Charging an electric car really isn’t all that difficult; but wireless charging could make the process even easier.
I can’t help but wonder if some drivers are reluctant to jump on the all-electric or plug-in hybrid bandwagon simply because of the extra effort it takes to connect the car to a charging station each evening? I know that seems a little absurd, but I suppose it’s possible. After all, it is an extra step that most people just aren’t accustomed to when they roll into the garage every night.
Oh, and if you failed to realize that you forgot to plug the car in until the next morning — well, that’s the kind of mistake that could ruin your whole day, especially if you had somewhere important to go. But there’s talk of a much easier method on the horizon.
We’ve been using wireless chargers (inductive charging) to power up our handheld devices for at least a few years now, so it only makes sense that auto manufacturers would eventually apply that kind of technology — on a larger scale, of course — to charge depleted electric car batteries. And while these wireless charging mats aren’t immediately available, manufacturers do hope to have the systems ready for home and public use within the next few years.

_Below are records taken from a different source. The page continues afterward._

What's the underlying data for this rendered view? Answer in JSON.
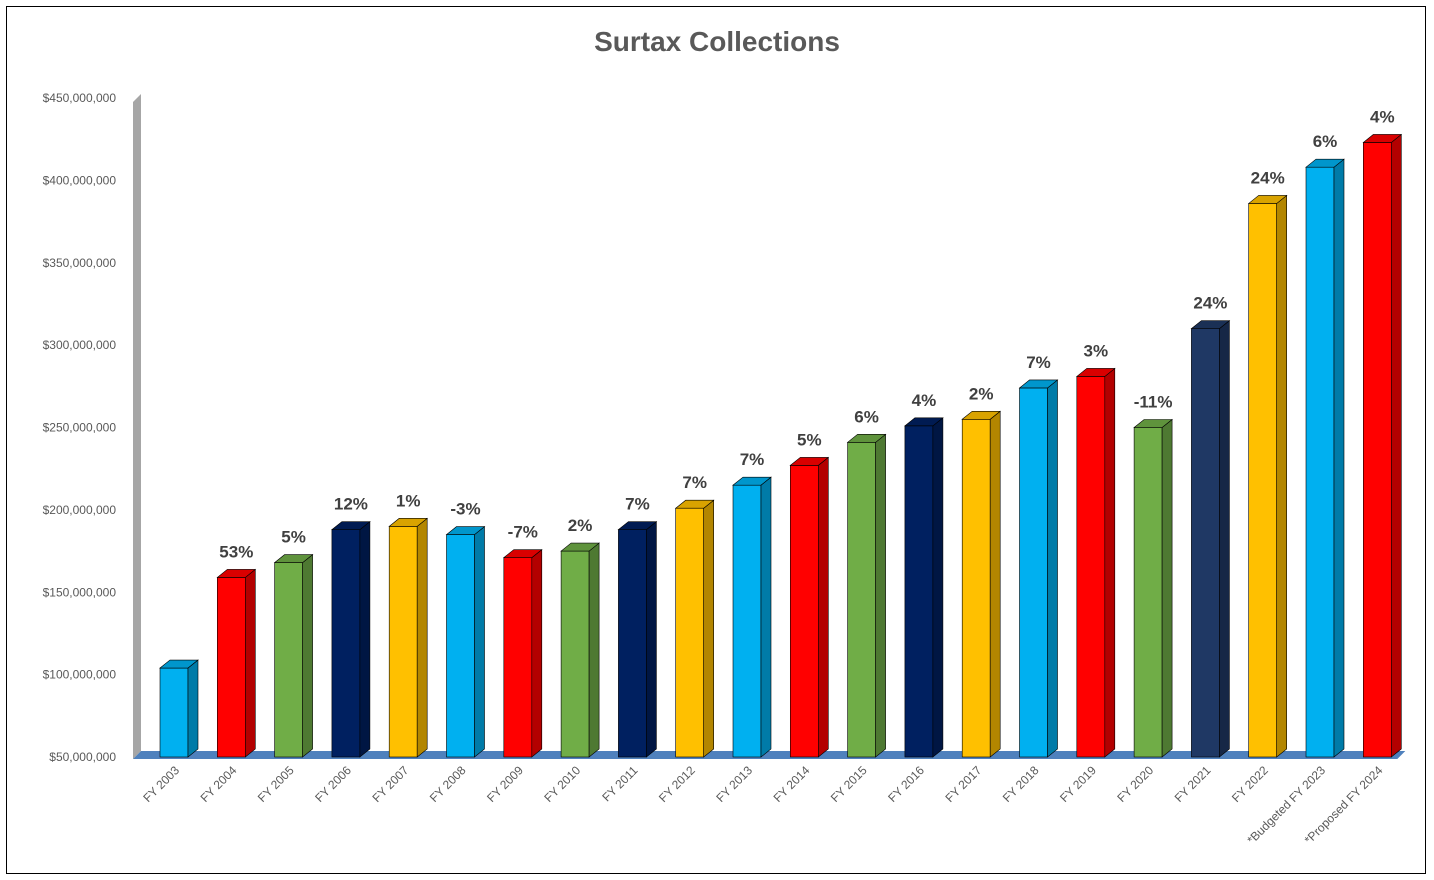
{
  "chart_data": {
    "type": "bar",
    "title": "Surtax Collections",
    "xlabel": "",
    "ylabel": "",
    "ylim": [
      50000000,
      450000000
    ],
    "yticks": [
      50000000,
      100000000,
      150000000,
      200000000,
      250000000,
      300000000,
      350000000,
      400000000,
      450000000
    ],
    "ytick_labels": [
      "$50,000,000",
      "$100,000,000",
      "$150,000,000",
      "$200,000,000",
      "$250,000,000",
      "$300,000,000",
      "$350,000,000",
      "$400,000,000",
      "$450,000,000"
    ],
    "categories": [
      "FY 2003",
      "FY 2004",
      "FY 2005",
      "FY 2006",
      "FY 2007",
      "FY 2008",
      "FY 2009",
      "FY 2010",
      "FY 2011",
      "FY 2012",
      "FY 2013",
      "FY 2014",
      "FY 2015",
      "FY 2016",
      "FY 2017",
      "FY 2018",
      "FY 2019",
      "FY 2020",
      "FY 2021",
      "FY 2022",
      "*Budgeted FY 2023",
      "*Proposed FY 2024"
    ],
    "values": [
      104000000,
      159000000,
      168000000,
      188000000,
      190000000,
      185000000,
      171000000,
      175000000,
      188000000,
      201000000,
      215000000,
      227000000,
      241000000,
      251000000,
      255000000,
      274000000,
      281000000,
      250000000,
      310000000,
      386000000,
      408000000,
      423000000
    ],
    "data_labels": [
      "",
      "53%",
      "5%",
      "12%",
      "1%",
      "-3%",
      "-7%",
      "2%",
      "7%",
      "7%",
      "7%",
      "5%",
      "6%",
      "4%",
      "2%",
      "7%",
      "3%",
      "-11%",
      "24%",
      "24%",
      "6%",
      "4%"
    ],
    "bar_colors": [
      "#00B0F0",
      "#FF0000",
      "#70AD47",
      "#002060",
      "#FFC000",
      "#00B0F0",
      "#FF0000",
      "#70AD47",
      "#002060",
      "#FFC000",
      "#00B0F0",
      "#FF0000",
      "#70AD47",
      "#002060",
      "#FFC000",
      "#00B0F0",
      "#FF0000",
      "#70AD47",
      "#1F3864",
      "#FFC000",
      "#00B0F0",
      "#FF0000"
    ],
    "grid": false,
    "legend": "none"
  }
}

Obviously, there’s a good deal of science happening in there, but here’s a streamlined version of how it works: Electricity is emitted from the transmission unit (an electrically charged mat mounted to the ground) to the vehicle’s receiver unit (mounted underneath the car) through electromagnetic induction (wireless transmission of energy). The receiver unit passes the electric current on to the car’s battery pack until it’s fully charged.
An even simpler version: You drive your electric car (or plug-in hybrid) over the charging mat you installed on your garage floor and the system begins charging the car’s battery pack as soon as the vehicle is parked. That’s it. Simple, right? And there’s no added hassle of having to plug and unplug the car each time you intend to use it. Some of these proposed charging systems will even guide the driver into the correct parking position.
Now, as I mentioned, there aren’t any wireless charging systems currently available from the auto manufacturers — but they are in the works. Nissan has been teasing us with a wireless charging system for its all-electric LEAF for a couple of years now, and as of Dec. 2012, Toyota was working on an angular coil system for wireless power transmission.
So do you think we’ll see these systems reach production by the end of 2013? Or will it be 2014? Do you think the aftermarket options will be as good as (or maybe better than?) the factory offered wireless charging systems? Let me know what you think.